Je mets en garde ceux qui croient qu’on renforcera notre souveraineté nationale en tirant un trait sur l’Europe ; ceux qui pensent qu’on s’en sortira mieux dans la mondialisation, qu’on traitera mieux la crise migratoire, qu’on combattra mieux le terrorisme en agissant seuls, en se privant d’appuis, dans le seul cadre de nos frontières nationales. Rien n’est plus faux !

Être européen, aujourd’hui et demain, c’est respecter le choix des peuples ; c’est vouloir peser sur le cours des choses. Chacun se rappelle ces mots de François Mitterrand : « La France est notre patrie, l’Europe notre avenir ». (M. Jean-Louis Carrère applaudit.) Être européen, ce n’est pas trahir la France. C’est, au contraire, l’aimer et la protéger.

Depuis plusieurs jours, le Président François Hollande est à l’initiative. Il a d’abord souhaité rencontrer les présidents des deux assemblées, puis les chefs des formations politiques représentées au parlement français et au parlement européen. Il s’est ensuite entretenu avec les présidents du Conseil européen et du Parlement européen, puis avec la Chancelière allemande, le président du Conseil italien et nombre de ses homologues.

Pour ma part, avec Harlem Désir, j’ai moi-même participé, dès le 24 juin, au conseil Affaires générales à Luxembourg, où étaient présents les vingt-huit États, dont la Grande-Bretagne. J’étais le lendemain à Berlin, à la réunion des pays fondateurs et hier à Prague, avec le groupe de Visegrád.

Avec le secrétaire d’État aux affaires européennes, je le disais, nous avons multiplié les contacts et nous continuons. Dès ce soir, j’aurai parlé au téléphone avec chacun des ministres des affaires étrangères des vingt-sept États de l’Union. C’est essentiel. J’ai également échangé ce matin avec le secrétaire général de l’OTAN, Jens Stoltenberg.

Comme vous le savez, le chef de l’État sera, aujourd’hui et demain, au Conseil européen. Il y tiendra un discours de fermeté vis-à-vis des Britanniques. Non pas que nous voudrions les punir, ce serait absurde et irrespectueux pour ce grand peuple, car le Royaume-Uni restera un grand pays ami à qui nous devons tant. Dans trois jours, nous célébrerons ensemble le centenaire de la bataille de la Somme. Et nous continuerons de coopérer, en particulier en matière de défense, de gestion migratoire et sur le plan économique.

Mais l’Europe a besoin de clarté. Soit on décide de sortir, soit on reste dans l’Union ! Je comprends que le Royaume-Uni veuille défendre ses intérêts, mais l’Europe doit aussi se battre pour les siens. Depuis janvier 2013, elle est suspendue à la décision britannique. Nous avons fait preuve de patience et de compréhension. Dorénavant, l’entre-deux, l’ambiguïté ne sont plus possibles, parce que nous avons besoin de stabilité, notamment sur les marchés financiers. Il ne revient pas au parti conservateur britannique d’imposer son agenda.

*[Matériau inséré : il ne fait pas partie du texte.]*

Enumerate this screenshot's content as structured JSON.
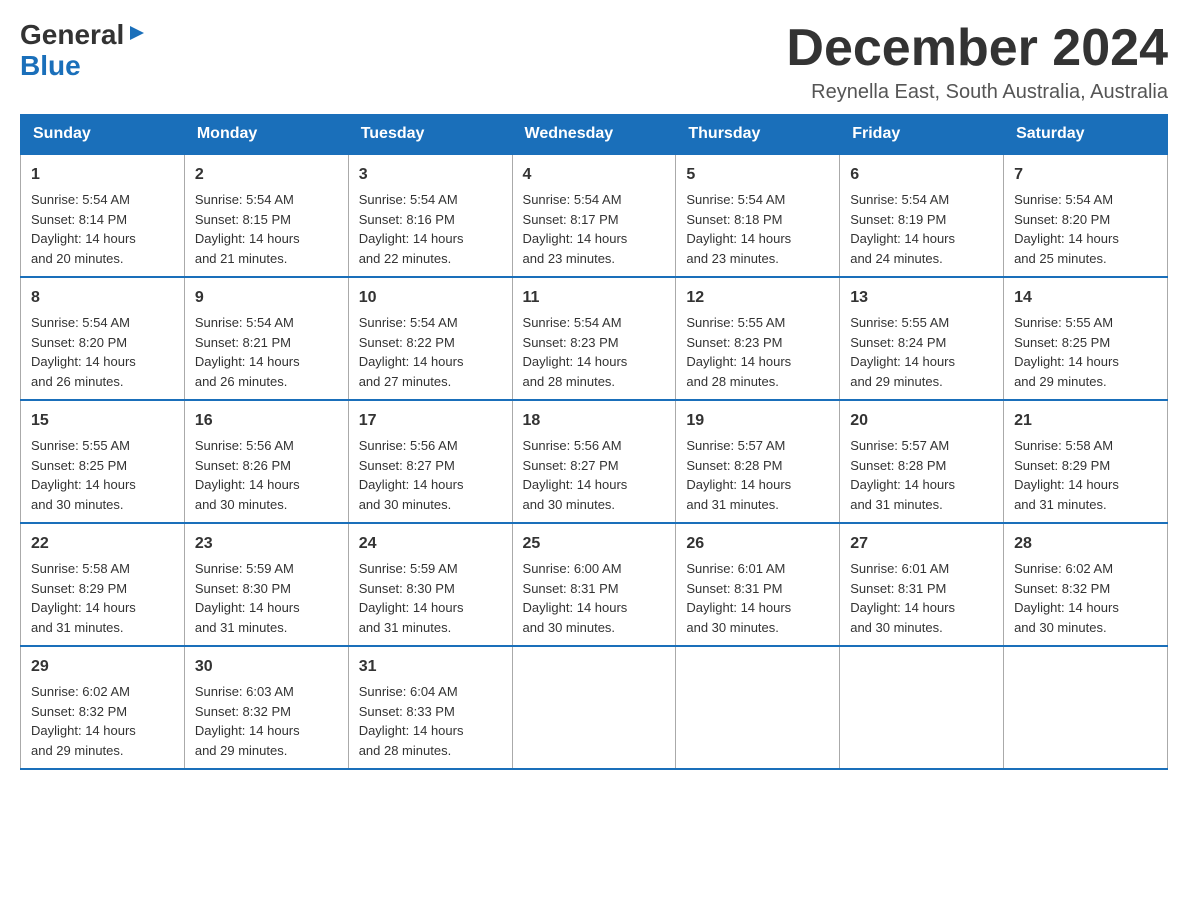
{
  "header": {
    "logo": {
      "general": "General",
      "arrow": "▶",
      "blue": "Blue"
    },
    "month_title": "December 2024",
    "location": "Reynella East, South Australia, Australia"
  },
  "days_of_week": [
    "Sunday",
    "Monday",
    "Tuesday",
    "Wednesday",
    "Thursday",
    "Friday",
    "Saturday"
  ],
  "weeks": [
    [
      {
        "day": "1",
        "sunrise": "5:54 AM",
        "sunset": "8:14 PM",
        "daylight": "14 hours and 20 minutes."
      },
      {
        "day": "2",
        "sunrise": "5:54 AM",
        "sunset": "8:15 PM",
        "daylight": "14 hours and 21 minutes."
      },
      {
        "day": "3",
        "sunrise": "5:54 AM",
        "sunset": "8:16 PM",
        "daylight": "14 hours and 22 minutes."
      },
      {
        "day": "4",
        "sunrise": "5:54 AM",
        "sunset": "8:17 PM",
        "daylight": "14 hours and 23 minutes."
      },
      {
        "day": "5",
        "sunrise": "5:54 AM",
        "sunset": "8:18 PM",
        "daylight": "14 hours and 23 minutes."
      },
      {
        "day": "6",
        "sunrise": "5:54 AM",
        "sunset": "8:19 PM",
        "daylight": "14 hours and 24 minutes."
      },
      {
        "day": "7",
        "sunrise": "5:54 AM",
        "sunset": "8:20 PM",
        "daylight": "14 hours and 25 minutes."
      }
    ],
    [
      {
        "day": "8",
        "sunrise": "5:54 AM",
        "sunset": "8:20 PM",
        "daylight": "14 hours and 26 minutes."
      },
      {
        "day": "9",
        "sunrise": "5:54 AM",
        "sunset": "8:21 PM",
        "daylight": "14 hours and 26 minutes."
      },
      {
        "day": "10",
        "sunrise": "5:54 AM",
        "sunset": "8:22 PM",
        "daylight": "14 hours and 27 minutes."
      },
      {
        "day": "11",
        "sunrise": "5:54 AM",
        "sunset": "8:23 PM",
        "daylight": "14 hours and 28 minutes."
      },
      {
        "day": "12",
        "sunrise": "5:55 AM",
        "sunset": "8:23 PM",
        "daylight": "14 hours and 28 minutes."
      },
      {
        "day": "13",
        "sunrise": "5:55 AM",
        "sunset": "8:24 PM",
        "daylight": "14 hours and 29 minutes."
      },
      {
        "day": "14",
        "sunrise": "5:55 AM",
        "sunset": "8:25 PM",
        "daylight": "14 hours and 29 minutes."
      }
    ],
    [
      {
        "day": "15",
        "sunrise": "5:55 AM",
        "sunset": "8:25 PM",
        "daylight": "14 hours and 30 minutes."
      },
      {
        "day": "16",
        "sunrise": "5:56 AM",
        "sunset": "8:26 PM",
        "daylight": "14 hours and 30 minutes."
      },
      {
        "day": "17",
        "sunrise": "5:56 AM",
        "sunset": "8:27 PM",
        "daylight": "14 hours and 30 minutes."
      },
      {
        "day": "18",
        "sunrise": "5:56 AM",
        "sunset": "8:27 PM",
        "daylight": "14 hours and 30 minutes."
      },
      {
        "day": "19",
        "sunrise": "5:57 AM",
        "sunset": "8:28 PM",
        "daylight": "14 hours and 31 minutes."
      },
      {
        "day": "20",
        "sunrise": "5:57 AM",
        "sunset": "8:28 PM",
        "daylight": "14 hours and 31 minutes."
      },
      {
        "day": "21",
        "sunrise": "5:58 AM",
        "sunset": "8:29 PM",
        "daylight": "14 hours and 31 minutes."
      }
    ],
    [
      {
        "day": "22",
        "sunrise": "5:58 AM",
        "sunset": "8:29 PM",
        "daylight": "14 hours and 31 minutes."
      },
      {
        "day": "23",
        "sunrise": "5:59 AM",
        "sunset": "8:30 PM",
        "daylight": "14 hours and 31 minutes."
      },
      {
        "day": "24",
        "sunrise": "5:59 AM",
        "sunset": "8:30 PM",
        "daylight": "14 hours and 31 minutes."
      },
      {
        "day": "25",
        "sunrise": "6:00 AM",
        "sunset": "8:31 PM",
        "daylight": "14 hours and 30 minutes."
      },
      {
        "day": "26",
        "sunrise": "6:01 AM",
        "sunset": "8:31 PM",
        "daylight": "14 hours and 30 minutes."
      },
      {
        "day": "27",
        "sunrise": "6:01 AM",
        "sunset": "8:31 PM",
        "daylight": "14 hours and 30 minutes."
      },
      {
        "day": "28",
        "sunrise": "6:02 AM",
        "sunset": "8:32 PM",
        "daylight": "14 hours and 30 minutes."
      }
    ],
    [
      {
        "day": "29",
        "sunrise": "6:02 AM",
        "sunset": "8:32 PM",
        "daylight": "14 hours and 29 minutes."
      },
      {
        "day": "30",
        "sunrise": "6:03 AM",
        "sunset": "8:32 PM",
        "daylight": "14 hours and 29 minutes."
      },
      {
        "day": "31",
        "sunrise": "6:04 AM",
        "sunset": "8:33 PM",
        "daylight": "14 hours and 28 minutes."
      },
      null,
      null,
      null,
      null
    ]
  ],
  "labels": {
    "sunrise_prefix": "Sunrise: ",
    "sunset_prefix": "Sunset: ",
    "daylight_prefix": "Daylight: "
  }
}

Soyons clairs : comme le Parlement européen l’a demandé ce matin, le Royaume-Uni doit activer le plus tôt possible la clause de retrait de l’Union européenne, prévue dans le traité de Lisbonne, pour « éviter à chacun une incertitude qui serait préjudiciable et protéger l’intégrité de l’Union ». Il n’y a pas de temps à perdre. Il s’agit de l’article 50, et tant que cet article ne sera pas déclenché, les Britanniques, s’ils veulent se prévaloir d’un accès au marché unique, devront respecter l’intégralité des règles, c’est-à-dire d’un membre à part entière de l’Union européenne, avec ses droits et ses devoirs. Je le disais, le Président de la République, au nom de la France, tiendra un langage de fermeté, mais aussi un langage de vérité car il faut inventer une nouvelle Europe. Inventer, c’est-à-dire passer à une nouvelle grande étape. Il y a eu la reconstruction, après la Seconde Guerre mondiale, puis, pendant la guerre froide, la consolidation et l’élargissement. Nous avons accueilli de jeunes démocraties : la Grèce, l’Espagne, le Portugal. Après la chute du mur de Berlin, nous avons œuvré à la réunification du continent.

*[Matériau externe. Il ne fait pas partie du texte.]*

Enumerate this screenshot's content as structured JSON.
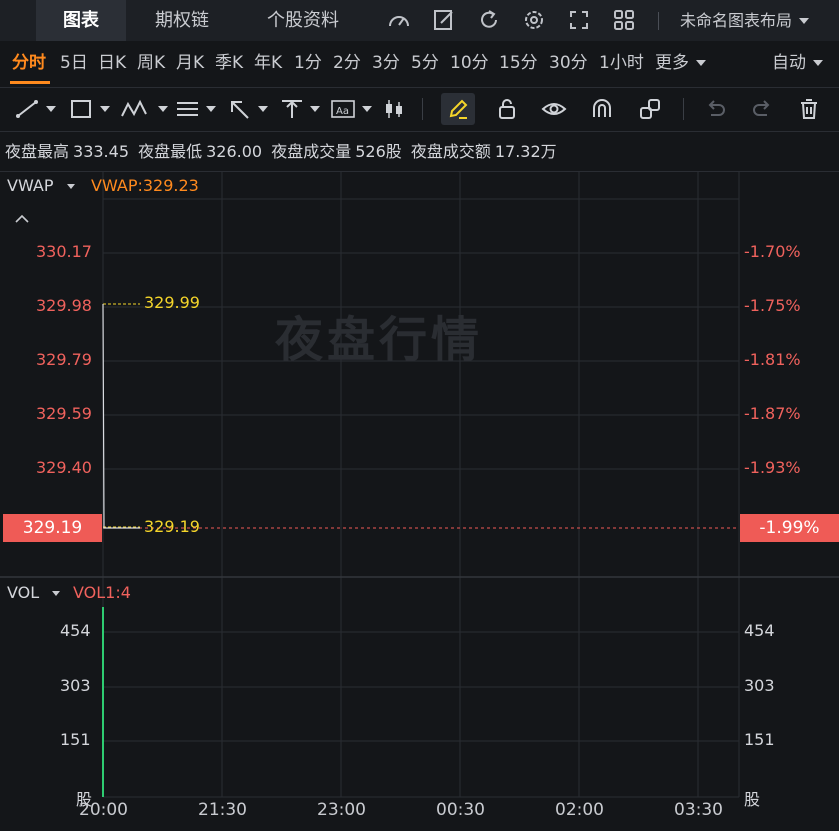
{
  "top_tabs": [
    {
      "label": "图表",
      "active": true
    },
    {
      "label": "期权链",
      "active": false
    },
    {
      "label": "个股资料",
      "active": false
    }
  ],
  "layout_name": "未命名图表布局",
  "periods": [
    "分时",
    "5日",
    "日K",
    "周K",
    "月K",
    "季K",
    "年K",
    "1分",
    "2分",
    "3分",
    "5分",
    "10分",
    "15分",
    "30分",
    "1小时",
    "更多"
  ],
  "active_period": "分时",
  "auto_label": "自动",
  "info": {
    "high_label": "夜盘最高",
    "high_value": "333.45",
    "low_label": "夜盘最低",
    "low_value": "326.00",
    "volume_label": "夜盘成交量",
    "volume_value": "526股",
    "turnover_label": "夜盘成交额",
    "turnover_value": "17.32万"
  },
  "main_indicator": {
    "name": "VWAP",
    "value_text": "VWAP:329.23"
  },
  "watermark": "夜盘行情",
  "price_axis_left": [
    "330.17",
    "329.98",
    "329.79",
    "329.59",
    "329.40"
  ],
  "price_axis_right": [
    "-1.70%",
    "-1.75%",
    "-1.81%",
    "-1.87%",
    "-1.93%"
  ],
  "current_price_badge": "329.19",
  "current_pct_badge": "-1.99%",
  "price_markers": {
    "high": "329.99",
    "low": "329.19"
  },
  "vol_indicator": {
    "name": "VOL",
    "value_text": "VOL1:4"
  },
  "vol_axis_left": [
    "454",
    "303",
    "151",
    "股"
  ],
  "vol_axis_right": [
    "454",
    "303",
    "151",
    "股"
  ],
  "time_axis": [
    "20:00",
    "21:30",
    "23:00",
    "00:30",
    "02:00",
    "03:30"
  ],
  "colors": {
    "accent": "#ff8a1e",
    "down": "#ef5b56",
    "up": "#2ecc71",
    "marker": "#f5d52a",
    "background": "#141619"
  }
}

Les acquis historiques de la construction européenne, à laquelle la France a toujours pris une part essentielle, sont irremplaçables. Et la France est garante de leur maintien. Malgré la paix, malgré les formidables échanges économiques et culturels, malgré la création d’une monnaie unique, à laquelle les Français sont attachés, une fracture s’est ouverte ; elle n’a cessé de grandir.

Cette fracture a des causes profondes. Ce n’est pas uniquement une question de normes tatillonnes, c’est aussi une question de souveraineté démocratique et d’identité.

C’est une question d’identité, car les peuples ont l’impression que l’Europe veut diluer ce qu’ils sont et que des siècles d’histoire ont façonné. Or une Europe qui nierait les nations ferait simplement le lit des nationalismes. Ce modèle au-dessus des nations, niant la particularité de chacun, serait un échec, et certains ont laissé croire qu’il était le seul possible.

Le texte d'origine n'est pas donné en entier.